HepG2 cells were cultured in DMEM with 10% FCS, penicillin (100 U/mL), and streptomycin (100 μg/mL) at 37 °C (5% CO₂, 100% relative humidity). These cells were digested using 0.25% trypsin and then seeded into 96-well plates. After incubation for 24 h, the cells were treated with the isolated compounds (10 μM) and APAP (8 mM) and incubated for 48 h. A volume of 100 μL of MTT solution (0.5 mg/mL) was then added into each well. After incubation for 4 h at 37 ℃, the cells were finally lysed with 150 μL DMSO. Finally, the absorbance was measured at 570 nm with a microplate reader, using bicyclol as the positive control. The results were expressed as percentage of cell viability (%), hypothesizing the viability of control cells as 100%.

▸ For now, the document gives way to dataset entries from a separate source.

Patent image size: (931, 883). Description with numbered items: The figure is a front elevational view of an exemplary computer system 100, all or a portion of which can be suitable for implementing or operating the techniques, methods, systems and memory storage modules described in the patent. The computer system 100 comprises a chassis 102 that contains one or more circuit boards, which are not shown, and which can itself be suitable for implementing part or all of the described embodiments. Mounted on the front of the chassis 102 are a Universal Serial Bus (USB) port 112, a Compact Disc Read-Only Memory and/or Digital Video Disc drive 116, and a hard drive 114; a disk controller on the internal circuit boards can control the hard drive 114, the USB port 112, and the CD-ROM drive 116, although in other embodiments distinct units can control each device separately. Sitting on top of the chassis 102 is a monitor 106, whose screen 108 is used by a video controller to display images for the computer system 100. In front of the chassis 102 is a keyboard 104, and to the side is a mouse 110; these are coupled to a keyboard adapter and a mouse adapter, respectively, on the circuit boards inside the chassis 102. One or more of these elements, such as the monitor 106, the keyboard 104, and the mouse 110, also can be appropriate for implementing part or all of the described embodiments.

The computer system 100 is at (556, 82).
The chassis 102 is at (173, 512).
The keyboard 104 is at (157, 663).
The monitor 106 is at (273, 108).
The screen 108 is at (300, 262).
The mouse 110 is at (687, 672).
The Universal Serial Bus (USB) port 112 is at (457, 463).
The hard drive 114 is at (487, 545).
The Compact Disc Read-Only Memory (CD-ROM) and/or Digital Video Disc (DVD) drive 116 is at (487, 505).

3.7. Neuroprotective Activity Assay

Human neuroblastoma SH-SY5Y cells were maintained in DMEM supplemented with 10% FBS, 100 U/mL penicillin, and 100 µg/mL streptomycin at 37 ℃ under a water-saturated atmosphere of 5% CO₂. The cells were seeded in 96-well culture plates (1 × 10⁴ cells/well) in 100 μL for 18 h, then incubated with the isolated compounds (10 μL, 10 μM) for 4 h. In order to induce an oxidative stress, 100 μL freshly prepared culture medium with 200 μM H₂O₂ (IC₅₀ = 128.5 μM) was added to the cells and incubated with the compounds at 37 °C for 24 h. Then, 10 μL MTT solution (5 mg/mL) was added into each well. After incubation for 4 h at 37 °C, the cells were finally lysed with 150 μL DMSO. The absorbance was measured at 570 nm, using l-NBP (l-3-n-butylphthalide) as the positive control. The results were expressed as percentage of cell viability (%).

4. Conclusions

In summary, two new caffeoylquinic acid derivatives (1,2), a new flavanone glycoside (3), and six reported flavanone glycosides (4–9), were isolated and characterized from the dried flowering head of C. morifolium Ramat. The in vitro evaluation of neuroprotective activity suggested that compounds 3 and 4 could improve cell viability at a concentration of 10 μM. This paper not only enriches the chemical diversity of C. morifolium compounds but also provides useful clues on the neuroprotective agents of C. morifolium Ramat cv. “HJ”, which will contribute to the development and application of this functional food. Further investigations should be implemented to examine the neuroprotective activity in vivo and the required isolates’ concentrations and provide real biological significance in the future.